There is so much about this movie that I enjoyed that it would take an essay for me to explain in great detail. I do not have the patience for such a project, but I do have to comment on the movie’s technical aspects. Not only did Rodrigo Prieto did an excellent job in re-creating the violence and confusion of the American embassy takeover, he also captured the muted glamour and insanity of Hollywood with vivid color. I could see that a great deal of his work benefited from some outstanding editing from William Goldenberg. In fact, I really have to hand it to Sharon Seymour and her production designing team for their re-creation of the 1979-1980 period in American and Iranian history. Seymour and her team were ably assisted by Peter Borck
and Deniz Göktürk’s art direction, along with Jacqueline West’s realistic looking costume designs.

But “ARGO” would have never worked by Affleck’s outstanding direction and the talented actors and actresses that were part of the cast. Not only was I impressed by Affleck’s direction, but also his subtle performance as C.I.A. operative Tony Mendez, who did not need guns and fighting skills to accomplish his task – merely brains and nerves of steel. John Goodman was marvelous as the witty and slightly cynical make-up artist, John Chambers. He also had great chemistry with both Affleck and Alan Arkin, who portrayed the sardonic and prickly Hollywood producer, Lester Siegel. I was not that kind to Bryan Cranston in my review of “TOTAL RECALL”. But it was great to see his magic again, in his fiery and funny portrayal of Mendez’s C.I.A. supervisor, Jack O’Donnell.

“ARGO” also featured some wonderful supporting performances as well. Kyle Chandler made two brief, but very memorable appearances and President Jimmy Carter’s foul-mouthed Chief of Staff, Hamilton “Ham” Jordan.

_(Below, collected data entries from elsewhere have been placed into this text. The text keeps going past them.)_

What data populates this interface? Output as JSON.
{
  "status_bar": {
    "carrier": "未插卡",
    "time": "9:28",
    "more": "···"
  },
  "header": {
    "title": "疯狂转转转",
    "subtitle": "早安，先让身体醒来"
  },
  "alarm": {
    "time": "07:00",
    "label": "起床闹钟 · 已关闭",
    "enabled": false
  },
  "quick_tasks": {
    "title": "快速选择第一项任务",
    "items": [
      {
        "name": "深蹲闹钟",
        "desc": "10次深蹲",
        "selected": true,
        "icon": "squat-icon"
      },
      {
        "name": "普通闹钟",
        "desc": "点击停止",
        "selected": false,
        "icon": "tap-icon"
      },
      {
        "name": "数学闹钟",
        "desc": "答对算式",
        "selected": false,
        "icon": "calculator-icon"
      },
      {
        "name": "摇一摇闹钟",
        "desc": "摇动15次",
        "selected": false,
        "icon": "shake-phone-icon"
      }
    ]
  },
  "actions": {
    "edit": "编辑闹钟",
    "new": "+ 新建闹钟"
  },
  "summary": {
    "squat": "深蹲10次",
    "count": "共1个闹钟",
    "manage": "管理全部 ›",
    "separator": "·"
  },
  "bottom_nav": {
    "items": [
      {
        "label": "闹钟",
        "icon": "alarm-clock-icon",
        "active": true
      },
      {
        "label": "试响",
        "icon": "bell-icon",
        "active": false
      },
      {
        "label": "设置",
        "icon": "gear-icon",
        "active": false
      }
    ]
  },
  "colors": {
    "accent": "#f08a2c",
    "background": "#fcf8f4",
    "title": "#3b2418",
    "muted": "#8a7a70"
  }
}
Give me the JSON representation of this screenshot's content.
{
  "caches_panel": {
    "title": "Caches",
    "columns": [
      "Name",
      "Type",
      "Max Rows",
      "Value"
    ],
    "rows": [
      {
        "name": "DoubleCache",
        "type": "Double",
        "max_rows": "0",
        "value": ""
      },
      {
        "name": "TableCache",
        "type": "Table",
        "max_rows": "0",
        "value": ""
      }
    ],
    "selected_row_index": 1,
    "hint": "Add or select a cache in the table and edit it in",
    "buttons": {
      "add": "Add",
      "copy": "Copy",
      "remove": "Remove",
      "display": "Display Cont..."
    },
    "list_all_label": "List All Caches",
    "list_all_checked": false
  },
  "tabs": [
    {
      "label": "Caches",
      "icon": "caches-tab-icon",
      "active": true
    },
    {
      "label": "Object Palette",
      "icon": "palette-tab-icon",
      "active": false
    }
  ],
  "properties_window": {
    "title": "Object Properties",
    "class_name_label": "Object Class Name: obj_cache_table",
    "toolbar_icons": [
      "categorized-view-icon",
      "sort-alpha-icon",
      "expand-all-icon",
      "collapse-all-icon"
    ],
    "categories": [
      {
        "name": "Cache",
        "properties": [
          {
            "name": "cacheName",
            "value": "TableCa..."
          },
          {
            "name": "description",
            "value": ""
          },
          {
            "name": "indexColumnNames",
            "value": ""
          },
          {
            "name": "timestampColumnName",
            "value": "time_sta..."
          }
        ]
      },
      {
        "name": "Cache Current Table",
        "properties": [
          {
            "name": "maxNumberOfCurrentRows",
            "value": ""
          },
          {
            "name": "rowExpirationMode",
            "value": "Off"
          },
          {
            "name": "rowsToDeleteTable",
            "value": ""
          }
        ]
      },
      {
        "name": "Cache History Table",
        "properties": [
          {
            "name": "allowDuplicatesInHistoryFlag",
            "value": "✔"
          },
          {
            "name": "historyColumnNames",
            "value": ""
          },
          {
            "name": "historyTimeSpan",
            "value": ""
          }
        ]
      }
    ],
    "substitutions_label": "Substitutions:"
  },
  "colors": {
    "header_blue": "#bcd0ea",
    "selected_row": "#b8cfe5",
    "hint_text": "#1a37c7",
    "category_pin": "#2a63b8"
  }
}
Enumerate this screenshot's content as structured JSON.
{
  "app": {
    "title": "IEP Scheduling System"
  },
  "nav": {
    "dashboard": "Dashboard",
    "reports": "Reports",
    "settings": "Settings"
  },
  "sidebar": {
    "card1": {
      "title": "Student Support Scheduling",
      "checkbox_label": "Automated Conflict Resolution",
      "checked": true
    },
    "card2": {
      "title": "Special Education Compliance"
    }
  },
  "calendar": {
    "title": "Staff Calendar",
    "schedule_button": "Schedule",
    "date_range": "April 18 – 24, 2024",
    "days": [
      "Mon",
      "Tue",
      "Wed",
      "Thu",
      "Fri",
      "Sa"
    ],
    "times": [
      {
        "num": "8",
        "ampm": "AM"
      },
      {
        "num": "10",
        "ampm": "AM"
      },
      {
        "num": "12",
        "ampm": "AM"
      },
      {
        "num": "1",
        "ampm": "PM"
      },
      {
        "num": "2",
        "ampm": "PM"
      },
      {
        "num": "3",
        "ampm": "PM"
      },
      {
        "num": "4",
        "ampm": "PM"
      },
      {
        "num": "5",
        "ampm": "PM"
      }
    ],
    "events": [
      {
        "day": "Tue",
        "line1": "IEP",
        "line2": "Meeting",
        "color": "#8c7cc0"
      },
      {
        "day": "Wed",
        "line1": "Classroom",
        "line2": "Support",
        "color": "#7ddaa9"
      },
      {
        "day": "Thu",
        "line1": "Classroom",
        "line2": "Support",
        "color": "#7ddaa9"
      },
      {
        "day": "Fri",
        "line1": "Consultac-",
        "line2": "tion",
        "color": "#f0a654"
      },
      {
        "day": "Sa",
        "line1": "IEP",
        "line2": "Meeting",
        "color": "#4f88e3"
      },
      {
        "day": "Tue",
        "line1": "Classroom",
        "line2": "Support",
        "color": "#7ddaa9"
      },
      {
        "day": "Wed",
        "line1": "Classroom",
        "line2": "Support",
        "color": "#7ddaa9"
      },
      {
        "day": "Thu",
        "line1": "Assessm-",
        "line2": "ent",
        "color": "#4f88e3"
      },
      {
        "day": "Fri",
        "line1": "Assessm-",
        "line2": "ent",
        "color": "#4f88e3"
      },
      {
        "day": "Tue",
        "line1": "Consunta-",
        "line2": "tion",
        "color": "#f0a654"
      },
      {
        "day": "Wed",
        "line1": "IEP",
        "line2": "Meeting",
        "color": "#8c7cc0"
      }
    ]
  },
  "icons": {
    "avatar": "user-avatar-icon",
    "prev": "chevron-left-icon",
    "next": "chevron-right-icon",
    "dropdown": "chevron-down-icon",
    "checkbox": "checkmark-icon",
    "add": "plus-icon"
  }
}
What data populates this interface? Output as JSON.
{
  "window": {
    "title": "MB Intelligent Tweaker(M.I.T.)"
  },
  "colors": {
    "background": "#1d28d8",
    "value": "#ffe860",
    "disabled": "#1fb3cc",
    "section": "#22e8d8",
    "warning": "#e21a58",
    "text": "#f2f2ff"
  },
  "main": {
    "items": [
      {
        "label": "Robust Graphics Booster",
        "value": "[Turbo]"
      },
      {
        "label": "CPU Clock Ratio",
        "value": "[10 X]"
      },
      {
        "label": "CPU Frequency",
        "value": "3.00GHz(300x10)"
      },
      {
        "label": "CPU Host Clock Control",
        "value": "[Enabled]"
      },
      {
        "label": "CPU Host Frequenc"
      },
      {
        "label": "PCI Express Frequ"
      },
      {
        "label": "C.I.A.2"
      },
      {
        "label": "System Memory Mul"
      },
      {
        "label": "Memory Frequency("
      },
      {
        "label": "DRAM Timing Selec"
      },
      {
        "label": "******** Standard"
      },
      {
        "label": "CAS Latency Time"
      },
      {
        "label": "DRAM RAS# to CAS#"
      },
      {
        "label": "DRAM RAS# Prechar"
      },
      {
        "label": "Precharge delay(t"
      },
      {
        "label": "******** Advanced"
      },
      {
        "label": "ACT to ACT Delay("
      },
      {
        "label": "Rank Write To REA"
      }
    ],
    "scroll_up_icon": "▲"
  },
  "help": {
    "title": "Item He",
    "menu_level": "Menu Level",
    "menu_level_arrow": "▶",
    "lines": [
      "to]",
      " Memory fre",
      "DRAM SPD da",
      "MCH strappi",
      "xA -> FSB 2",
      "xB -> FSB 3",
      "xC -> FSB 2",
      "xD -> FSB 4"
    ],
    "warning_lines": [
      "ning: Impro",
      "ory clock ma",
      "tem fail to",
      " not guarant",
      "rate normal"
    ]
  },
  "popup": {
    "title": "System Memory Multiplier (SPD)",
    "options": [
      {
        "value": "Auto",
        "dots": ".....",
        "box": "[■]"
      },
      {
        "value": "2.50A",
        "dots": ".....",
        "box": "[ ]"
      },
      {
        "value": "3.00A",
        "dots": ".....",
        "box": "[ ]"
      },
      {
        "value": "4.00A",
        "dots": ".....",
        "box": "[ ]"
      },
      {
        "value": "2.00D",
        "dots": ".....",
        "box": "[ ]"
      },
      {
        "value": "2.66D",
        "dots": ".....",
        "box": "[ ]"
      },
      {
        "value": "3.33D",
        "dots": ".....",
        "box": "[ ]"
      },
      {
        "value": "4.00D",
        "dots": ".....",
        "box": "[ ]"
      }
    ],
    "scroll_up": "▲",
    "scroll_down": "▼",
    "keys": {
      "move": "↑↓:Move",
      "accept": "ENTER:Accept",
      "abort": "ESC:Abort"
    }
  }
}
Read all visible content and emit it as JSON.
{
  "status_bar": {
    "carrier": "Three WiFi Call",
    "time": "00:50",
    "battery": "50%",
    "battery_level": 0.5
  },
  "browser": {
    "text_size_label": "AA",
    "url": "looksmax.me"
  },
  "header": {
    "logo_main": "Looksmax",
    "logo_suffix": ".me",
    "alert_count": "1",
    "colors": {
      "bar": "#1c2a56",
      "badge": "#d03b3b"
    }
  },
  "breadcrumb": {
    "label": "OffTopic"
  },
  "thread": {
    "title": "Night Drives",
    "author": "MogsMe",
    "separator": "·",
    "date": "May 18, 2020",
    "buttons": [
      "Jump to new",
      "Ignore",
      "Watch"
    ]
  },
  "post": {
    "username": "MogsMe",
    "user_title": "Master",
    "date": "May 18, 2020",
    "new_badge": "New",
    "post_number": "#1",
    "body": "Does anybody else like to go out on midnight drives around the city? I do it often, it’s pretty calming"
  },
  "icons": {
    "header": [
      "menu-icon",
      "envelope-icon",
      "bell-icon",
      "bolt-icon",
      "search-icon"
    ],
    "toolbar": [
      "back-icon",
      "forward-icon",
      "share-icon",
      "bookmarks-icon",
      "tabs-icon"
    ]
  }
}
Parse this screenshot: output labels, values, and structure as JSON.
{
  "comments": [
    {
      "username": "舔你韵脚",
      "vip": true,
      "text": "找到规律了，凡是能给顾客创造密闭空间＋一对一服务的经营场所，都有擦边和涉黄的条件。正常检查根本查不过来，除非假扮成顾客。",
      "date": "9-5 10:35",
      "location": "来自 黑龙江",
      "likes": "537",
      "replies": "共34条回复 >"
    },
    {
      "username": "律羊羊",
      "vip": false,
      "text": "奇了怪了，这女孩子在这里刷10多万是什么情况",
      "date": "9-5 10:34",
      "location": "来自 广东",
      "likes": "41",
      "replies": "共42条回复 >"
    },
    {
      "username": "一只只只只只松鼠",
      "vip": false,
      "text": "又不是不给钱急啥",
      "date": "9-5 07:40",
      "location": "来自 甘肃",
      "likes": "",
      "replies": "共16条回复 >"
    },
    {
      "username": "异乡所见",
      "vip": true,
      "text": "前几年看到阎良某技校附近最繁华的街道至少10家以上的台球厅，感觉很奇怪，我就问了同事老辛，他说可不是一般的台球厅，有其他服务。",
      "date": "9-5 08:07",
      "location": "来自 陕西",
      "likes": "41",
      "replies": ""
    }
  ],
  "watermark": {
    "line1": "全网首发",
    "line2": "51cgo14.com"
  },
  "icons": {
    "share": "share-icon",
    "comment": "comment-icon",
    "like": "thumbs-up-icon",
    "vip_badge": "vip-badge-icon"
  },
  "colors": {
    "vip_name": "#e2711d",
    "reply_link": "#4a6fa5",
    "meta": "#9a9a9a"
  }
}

It is a pity that his role was not longer. I was also impressed by those who portrayed the besieged diplomats – the always entertaining Tate Donovan, Clea DuVall, Christopher Denham and Kerry Bishé. Scoot McNairy and Rory Cochrane were especially memorable as a paranoid Joe Stafford and the hilariously sarcastic Lee Schatz. Victor Garber gave solid support as Ken Taylor, the Canadian ambassador who gave the diplomats refuge. And Sheila Vand was marvelous in the tense scenes that featured the Taylors’ Iranian housekeeper, Sahar. The movie also featured solid performances from the likes of Zeljko Ivanek, Richard Kind, Titus Welliver, Bob Gunton and Philip Baker Hall.

Naturally, “ARGO” is not a perfect movie. Not all of it is historically accurate. This was very obvious in one shot that featured a dilapidated HOLLYWOOD sign that overlooks the Los Angeles Basin. The sign was restored to its former glory in November 1978, 14 to 15 months before Tony Mendez’s arrival in Southern California. And I found Mendez and the diplomats’ encounter with the Iranian airport security guards and escape from the country somewhat contrived and manipulative.

Flawed or not, I cannot deny that I found “ARGO” to be one of the most satisfying movies of the year. I enjoyed it that much, thanks to a first-rate script by Chris Terrio, superb direction by Affleck and an excellent cast that included John Goodman, Bryan Cranston and Alan Arkin. In the end, “ARGO” strikes me as another triumph for Affleck and his two co-producers, George Clooney and Grant Heslov.